Survival in New York City is a marginally above-average interactive fiction title, included in Keypunch’s Swords and Sorcery package. Given Keypunch’s notoriety as the company that kept stealing other people’s games (mostly public domain works released via BBS’s), it is no surprise that designer credits are nowhere to be found in this game.

History of sleaziness in the computer gaming industry aside, Survival in New York City is not a bad game. Your goal at the beginning of the game is to escape from a New York City ghetto, then find adequate food and shelter as soon as possible. To survive, in other words.

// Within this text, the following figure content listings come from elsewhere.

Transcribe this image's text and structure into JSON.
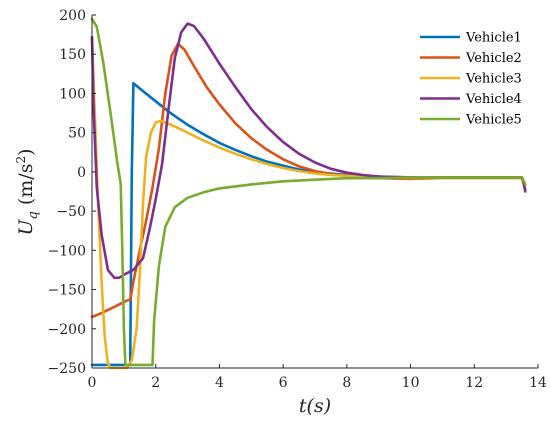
{
  "chart_data": {
    "type": "line",
    "title": "",
    "xlabel": "t(s)",
    "ylabel": "U_q (m/s²)",
    "xlim": [
      0,
      14
    ],
    "ylim": [
      -250,
      200
    ],
    "xticks": [
      0,
      2,
      4,
      6,
      8,
      10,
      12,
      14
    ],
    "yticks": [
      -250,
      -200,
      -150,
      -100,
      -50,
      0,
      50,
      100,
      150,
      200
    ],
    "grid": false,
    "legend": "top-right",
    "series": [
      {
        "name": "Vehicle1",
        "color": "#0072BD",
        "points": [
          [
            0,
            -246
          ],
          [
            1.2,
            -246
          ],
          [
            1.25,
            0
          ],
          [
            1.3,
            113
          ],
          [
            1.6,
            103
          ],
          [
            2,
            90
          ],
          [
            2.5,
            74
          ],
          [
            3,
            60
          ],
          [
            3.5,
            48
          ],
          [
            4,
            37
          ],
          [
            4.5,
            28
          ],
          [
            5,
            20
          ],
          [
            5.5,
            13
          ],
          [
            6,
            8
          ],
          [
            6.5,
            3
          ],
          [
            7,
            0
          ],
          [
            7.5,
            -2
          ],
          [
            8,
            -4
          ],
          [
            8.5,
            -5
          ],
          [
            9,
            -6
          ],
          [
            10,
            -7
          ],
          [
            11,
            -7
          ],
          [
            12,
            -7
          ],
          [
            13,
            -7
          ],
          [
            13.5,
            -7
          ],
          [
            13.55,
            -15
          ],
          [
            13.6,
            -22
          ]
        ]
      },
      {
        "name": "Vehicle2",
        "color": "#D95319",
        "points": [
          [
            0,
            -185
          ],
          [
            0.3,
            -180
          ],
          [
            0.6,
            -174
          ],
          [
            0.9,
            -168
          ],
          [
            1.1,
            -164
          ],
          [
            1.2,
            -163
          ],
          [
            1.3,
            -140
          ],
          [
            1.5,
            -100
          ],
          [
            1.7,
            -62
          ],
          [
            1.9,
            -20
          ],
          [
            2.1,
            30
          ],
          [
            2.3,
            100
          ],
          [
            2.5,
            148
          ],
          [
            2.7,
            163
          ],
          [
            2.9,
            156
          ],
          [
            3.2,
            135
          ],
          [
            3.6,
            108
          ],
          [
            4,
            86
          ],
          [
            4.5,
            62
          ],
          [
            5,
            43
          ],
          [
            5.5,
            28
          ],
          [
            6,
            16
          ],
          [
            6.5,
            7
          ],
          [
            7,
            1
          ],
          [
            7.5,
            -3
          ],
          [
            8,
            -5
          ],
          [
            8.5,
            -7
          ],
          [
            9,
            -8
          ],
          [
            10,
            -9
          ],
          [
            11,
            -8
          ],
          [
            12,
            -8
          ],
          [
            13,
            -8
          ],
          [
            13.5,
            -8
          ],
          [
            13.55,
            -15
          ],
          [
            13.6,
            -22
          ]
        ]
      },
      {
        "name": "Vehicle3",
        "color": "#EDB120",
        "points": [
          [
            0,
            170
          ],
          [
            0.1,
            60
          ],
          [
            0.2,
            -50
          ],
          [
            0.3,
            -140
          ],
          [
            0.4,
            -210
          ],
          [
            0.5,
            -245
          ],
          [
            0.6,
            -250
          ],
          [
            1.1,
            -250
          ],
          [
            1.25,
            -240
          ],
          [
            1.4,
            -200
          ],
          [
            1.5,
            -130
          ],
          [
            1.6,
            -40
          ],
          [
            1.7,
            20
          ],
          [
            1.85,
            50
          ],
          [
            2.0,
            63
          ],
          [
            2.15,
            65
          ],
          [
            2.3,
            63
          ],
          [
            2.6,
            58
          ],
          [
            3,
            50
          ],
          [
            3.5,
            40
          ],
          [
            4,
            31
          ],
          [
            4.5,
            23
          ],
          [
            5,
            16
          ],
          [
            5.5,
            10
          ],
          [
            6,
            5
          ],
          [
            6.5,
            1
          ],
          [
            7,
            -2
          ],
          [
            7.5,
            -4
          ],
          [
            8,
            -5
          ],
          [
            9,
            -7
          ],
          [
            10,
            -8
          ],
          [
            11,
            -8
          ],
          [
            12,
            -8
          ],
          [
            13,
            -8
          ],
          [
            13.5,
            -8
          ],
          [
            13.55,
            -15
          ],
          [
            13.6,
            -22
          ]
        ]
      },
      {
        "name": "Vehicle4",
        "color": "#7E2F8E",
        "points": [
          [
            0,
            172
          ],
          [
            0.05,
            80
          ],
          [
            0.15,
            -20
          ],
          [
            0.3,
            -80
          ],
          [
            0.5,
            -125
          ],
          [
            0.7,
            -135
          ],
          [
            0.85,
            -135
          ],
          [
            1.0,
            -131
          ],
          [
            1.3,
            -125
          ],
          [
            1.6,
            -110
          ],
          [
            1.8,
            -75
          ],
          [
            2.0,
            -35
          ],
          [
            2.2,
            10
          ],
          [
            2.4,
            80
          ],
          [
            2.6,
            145
          ],
          [
            2.8,
            178
          ],
          [
            3.0,
            189
          ],
          [
            3.2,
            186
          ],
          [
            3.5,
            170
          ],
          [
            4,
            138
          ],
          [
            4.5,
            108
          ],
          [
            5,
            80
          ],
          [
            5.5,
            57
          ],
          [
            6,
            38
          ],
          [
            6.5,
            23
          ],
          [
            7,
            12
          ],
          [
            7.5,
            4
          ],
          [
            8,
            -1
          ],
          [
            8.5,
            -4
          ],
          [
            9,
            -6
          ],
          [
            10,
            -7
          ],
          [
            11,
            -7
          ],
          [
            12,
            -7
          ],
          [
            13,
            -7
          ],
          [
            13.5,
            -7
          ],
          [
            13.55,
            -15
          ],
          [
            13.6,
            -25
          ]
        ]
      },
      {
        "name": "Vehicle5",
        "color": "#77AC30",
        "points": [
          [
            0,
            195
          ],
          [
            0.15,
            185
          ],
          [
            0.35,
            140
          ],
          [
            0.6,
            70
          ],
          [
            0.8,
            10
          ],
          [
            0.9,
            -15
          ],
          [
            0.95,
            -100
          ],
          [
            1.0,
            -200
          ],
          [
            1.05,
            -246
          ],
          [
            1.9,
            -246
          ],
          [
            1.95,
            -190
          ],
          [
            2.1,
            -120
          ],
          [
            2.3,
            -70
          ],
          [
            2.6,
            -45
          ],
          [
            3,
            -33
          ],
          [
            3.5,
            -26
          ],
          [
            4,
            -21
          ],
          [
            5,
            -16
          ],
          [
            6,
            -12
          ],
          [
            7,
            -10
          ],
          [
            8,
            -8
          ],
          [
            9,
            -8
          ],
          [
            10,
            -7
          ],
          [
            11,
            -7
          ],
          [
            12,
            -7
          ],
          [
            13,
            -7
          ],
          [
            13.5,
            -7
          ],
          [
            13.55,
            -12
          ],
          [
            13.6,
            -16
          ]
        ]
      }
    ]
  }
}
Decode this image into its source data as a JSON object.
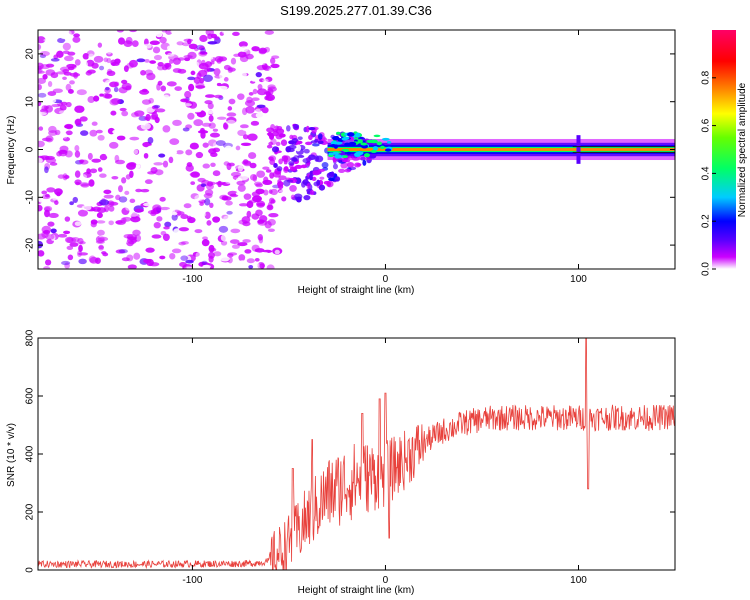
{
  "figure_title": "S199.2025.277.01.39.C36",
  "chart_data": [
    {
      "type": "heatmap",
      "title": "S199.2025.277.01.39.C36",
      "xlabel": "Height of straight line (km)",
      "ylabel": "Frequency (Hz)",
      "xlim": [
        -180,
        150
      ],
      "ylim": [
        -25,
        25
      ],
      "xticks": [
        -100,
        0,
        100
      ],
      "yticks": [
        -20,
        -10,
        0,
        10,
        20
      ],
      "colorbar": {
        "label": "Normalized spectral amplitude",
        "range": [
          0.0,
          1.0
        ],
        "ticks": [
          0.0,
          0.2,
          0.4,
          0.6,
          0.8
        ],
        "colormap": [
          "#ffffff",
          "#cc00ff",
          "#5a00ff",
          "#0000ff",
          "#00ccff",
          "#00ff66",
          "#66ff00",
          "#ffff00",
          "#ff8800",
          "#ff0000",
          "#ff0066"
        ]
      },
      "features": {
        "noise_region_x": [
          -180,
          -60
        ],
        "transition_region_x": [
          -60,
          -5
        ],
        "carrier_frequency_hz": 0,
        "carrier_start_km": -30,
        "carrier_disturbance_km": 100,
        "carrier_line_color": "#202020"
      }
    },
    {
      "type": "line",
      "xlabel": "Height of straight line (km)",
      "ylabel": "SNR (10 * v/v)",
      "xlim": [
        -180,
        150
      ],
      "ylim": [
        0,
        800
      ],
      "xticks": [
        -100,
        0,
        100
      ],
      "yticks": [
        0,
        200,
        400,
        600,
        800
      ],
      "series": [
        {
          "name": "SNR",
          "color": "#e8413c",
          "envelope": {
            "x": [
              -180,
              -120,
              -70,
              -60,
              -50,
              -40,
              -30,
              -20,
              -10,
              0,
              10,
              20,
              30,
              40,
              50,
              60,
              70,
              80,
              90,
              100,
              110,
              120,
              130,
              140,
              150
            ],
            "y": [
              20,
              20,
              22,
              30,
              90,
              180,
              260,
              300,
              320,
              330,
              380,
              440,
              480,
              505,
              520,
              525,
              525,
              525,
              525,
              525,
              525,
              525,
              525,
              525,
              530
            ]
          },
          "spikes": [
            {
              "x": -48,
              "y": 350
            },
            {
              "x": -38,
              "y": 450
            },
            {
              "x": -12,
              "y": 540
            },
            {
              "x": -3,
              "y": 590
            },
            {
              "x": 0,
              "y": 610
            },
            {
              "x": 2,
              "y": 110
            },
            {
              "x": 104,
              "y": 800
            },
            {
              "x": 105,
              "y": 280
            }
          ]
        }
      ]
    }
  ]
}
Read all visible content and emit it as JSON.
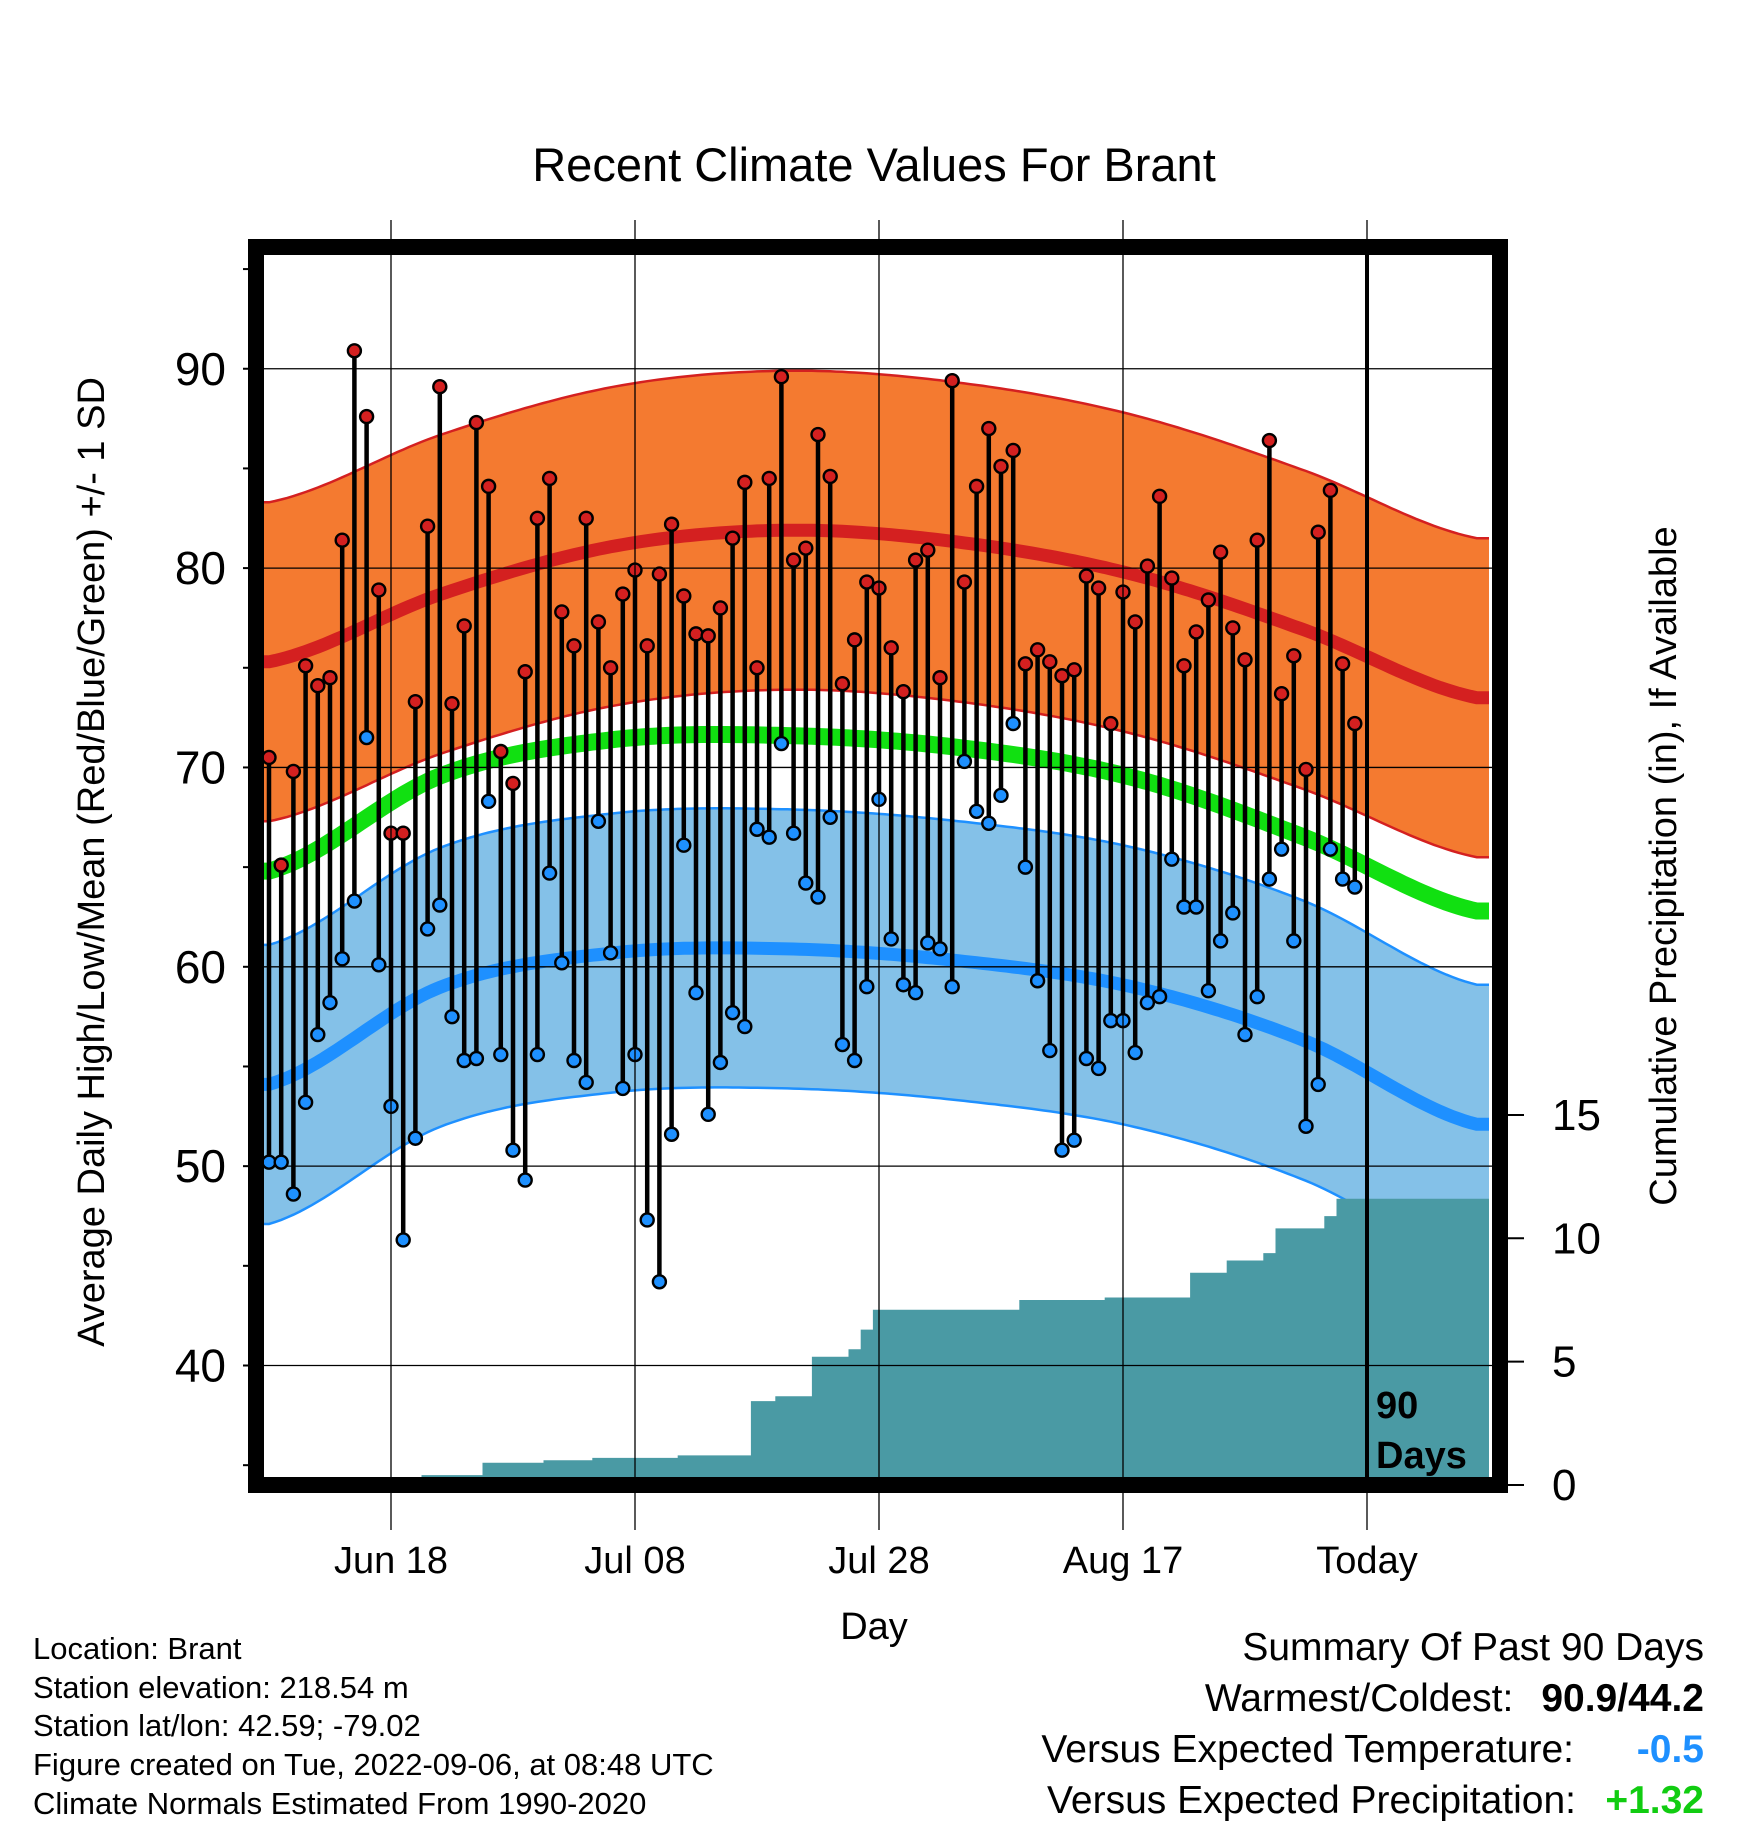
{
  "title": "Recent Climate Values For Brant",
  "chart_data": {
    "type": "line",
    "title": "Recent Climate Values For Brant",
    "xlabel": "Day",
    "ylabel_left": "Average Daily High/Low/Mean (Red/Blue/Green) +/- 1 SD",
    "ylabel_right": "Cumulative Precipitation (in), If Available",
    "ylim_left": [
      34.5,
      96
    ],
    "yticks_left": [
      40,
      50,
      60,
      70,
      80,
      90
    ],
    "ylim_right": [
      0,
      15
    ],
    "yticks_right": [
      0,
      5,
      10,
      15
    ],
    "x_start": "Jun 08",
    "x_days": 99,
    "x_tick_labels": [
      "Jun 18",
      "Jul 08",
      "Jul 28",
      "Aug 17",
      "Today"
    ],
    "x_tick_day_index": [
      10,
      30,
      50,
      70,
      90
    ],
    "today_day_index": 90,
    "today_annotation": [
      "90",
      "Days"
    ],
    "grid": true,
    "series": [
      {
        "name": "Normal High",
        "color": "#d42020",
        "sd_band_color": "#f47a30",
        "mean": [
          75.3,
          78.7,
          81.1,
          81.9,
          81.3,
          79.7,
          76.9,
          73.5
        ],
        "sd": 8.0
      },
      {
        "name": "Normal Mean",
        "color": "#11e011",
        "mean": [
          64.8,
          69.6,
          71.4,
          71.6,
          71.0,
          69.5,
          66.5,
          62.8
        ]
      },
      {
        "name": "Normal Low",
        "color": "#1e90ff",
        "sd_band_color": "#84c1e8",
        "mean": [
          54.1,
          59.0,
          60.7,
          60.9,
          60.3,
          59.0,
          56.3,
          52.1
        ],
        "sd": 7.0
      },
      {
        "name": "Observed High",
        "color": "#d42020",
        "values": [
          70.5,
          65.1,
          69.8,
          75.1,
          74.1,
          74.5,
          81.4,
          90.9,
          87.6,
          78.9,
          66.7,
          66.7,
          73.3,
          82.1,
          89.1,
          73.2,
          77.1,
          87.3,
          84.1,
          70.8,
          69.2,
          74.8,
          82.5,
          84.5,
          77.8,
          76.1,
          82.5,
          77.3,
          75.0,
          78.7,
          79.9,
          76.1,
          79.7,
          82.2,
          78.6,
          76.7,
          76.6,
          78.0,
          81.5,
          84.3,
          75.0,
          84.5,
          89.6,
          80.4,
          81.0,
          86.7,
          84.6,
          74.2,
          76.4,
          79.3,
          79.0,
          76.0,
          73.8,
          80.4,
          80.9,
          74.5,
          89.4,
          79.3,
          84.1,
          87.0,
          85.1,
          85.9,
          75.2,
          75.9,
          75.3,
          74.6,
          74.9,
          79.6,
          79.0,
          72.2,
          78.8,
          77.3,
          80.1,
          83.6,
          79.5,
          75.1,
          76.8,
          78.4,
          80.8,
          77.0,
          75.4,
          81.4,
          86.4,
          73.7,
          75.6,
          69.9,
          81.8,
          83.9,
          75.2,
          72.2
        ]
      },
      {
        "name": "Observed Low",
        "color": "#1e90ff",
        "values": [
          50.2,
          50.2,
          48.6,
          53.2,
          56.6,
          58.2,
          60.4,
          63.3,
          71.5,
          60.1,
          53.0,
          46.3,
          51.4,
          61.9,
          63.1,
          57.5,
          55.3,
          55.4,
          68.3,
          55.6,
          50.8,
          49.3,
          55.6,
          64.7,
          60.2,
          55.3,
          54.2,
          67.3,
          60.7,
          53.9,
          55.6,
          47.3,
          44.2,
          51.6,
          66.1,
          58.7,
          52.6,
          55.2,
          57.7,
          57.0,
          66.9,
          66.5,
          71.2,
          66.7,
          64.2,
          63.5,
          67.5,
          56.1,
          55.3,
          59.0,
          68.4,
          61.4,
          59.1,
          58.7,
          61.2,
          60.9,
          59.0,
          70.3,
          67.8,
          67.2,
          68.6,
          72.2,
          65.0,
          59.3,
          55.8,
          50.8,
          51.3,
          55.4,
          54.9,
          57.3,
          57.3,
          55.7,
          58.2,
          58.5,
          65.4,
          63.0,
          63.0,
          58.8,
          61.3,
          62.7,
          56.6,
          58.5,
          64.4,
          65.9,
          61.3,
          52.0,
          54.1,
          65.9,
          64.4,
          64.0
        ]
      },
      {
        "name": "Cumulative Precipitation",
        "color": "#4a9aa4",
        "values": [
          0.0,
          0.0,
          0.1,
          0.1,
          0.1,
          0.15,
          0.15,
          0.15,
          0.15,
          0.15,
          0.15,
          0.15,
          0.15,
          0.4,
          0.4,
          0.4,
          0.4,
          0.4,
          0.9,
          0.9,
          0.9,
          0.9,
          0.9,
          1.0,
          1.0,
          1.0,
          1.0,
          1.1,
          1.1,
          1.1,
          1.1,
          1.1,
          1.1,
          1.1,
          1.2,
          1.2,
          1.2,
          1.2,
          1.2,
          1.2,
          3.4,
          3.4,
          3.6,
          3.6,
          3.6,
          5.2,
          5.2,
          5.2,
          5.5,
          6.3,
          7.1,
          7.1,
          7.1,
          7.1,
          7.1,
          7.1,
          7.1,
          7.1,
          7.1,
          7.1,
          7.1,
          7.1,
          7.5,
          7.5,
          7.5,
          7.5,
          7.5,
          7.5,
          7.5,
          7.6,
          7.6,
          7.6,
          7.6,
          7.6,
          7.6,
          7.6,
          8.6,
          8.6,
          8.6,
          9.1,
          9.1,
          9.1,
          9.4,
          10.4,
          10.4,
          10.4,
          10.4,
          10.9,
          11.6,
          11.6
        ]
      }
    ]
  },
  "footer_info": {
    "location": "Location: Brant",
    "elevation": "Station elevation: 218.54 m",
    "latlon": "Station lat/lon: 42.59; -79.02",
    "created": "Figure created on Tue, 2022-09-06, at 08:48 UTC",
    "normals": "Climate Normals Estimated From 1990-2020"
  },
  "summary": {
    "heading": "Summary Of Past 90 Days",
    "warmest_coldest_label": "Warmest/Coldest:",
    "warmest_coldest_value": "90.9/44.2",
    "temp_label": "Versus Expected Temperature:",
    "temp_value": "-0.5",
    "temp_color": "#1e90ff",
    "precip_label": "Versus Expected Precipitation:",
    "precip_value": "+1.32",
    "precip_color": "#11cc11"
  }
}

The writing is short, but to the point. It looks like a typical text adventure except for one strange and glaring omission of THE one word that 99.9% of all text adventures support: the command “LOOK.” That’s right – there is no way to look at, or examine anything in this game. What it tells you in the room description is all you get. On the upside, that means you won’t have to worry about hidden objects that can only be revealed through repeated examinations; in this game, most objects you can get or interact with are lying in plain view. One nice feature is the existence of multiple solutions to many puzzles. This gives the game a good non-linear feel, even if many of these choices belong simply in either the “violent” or “non violent” categories. Another nice touch is that you will see different endings depending on how you solve the puzzles.

Survival in New York City is definitely not one of the best interactive fiction works you will play, and the parser is nowhere near Infocom’s level of versatility. Regardless, it is a neat little game that features some concepts – multiple solutions and multiple endings – that are not so common in the heyday of text games. Well worth a look.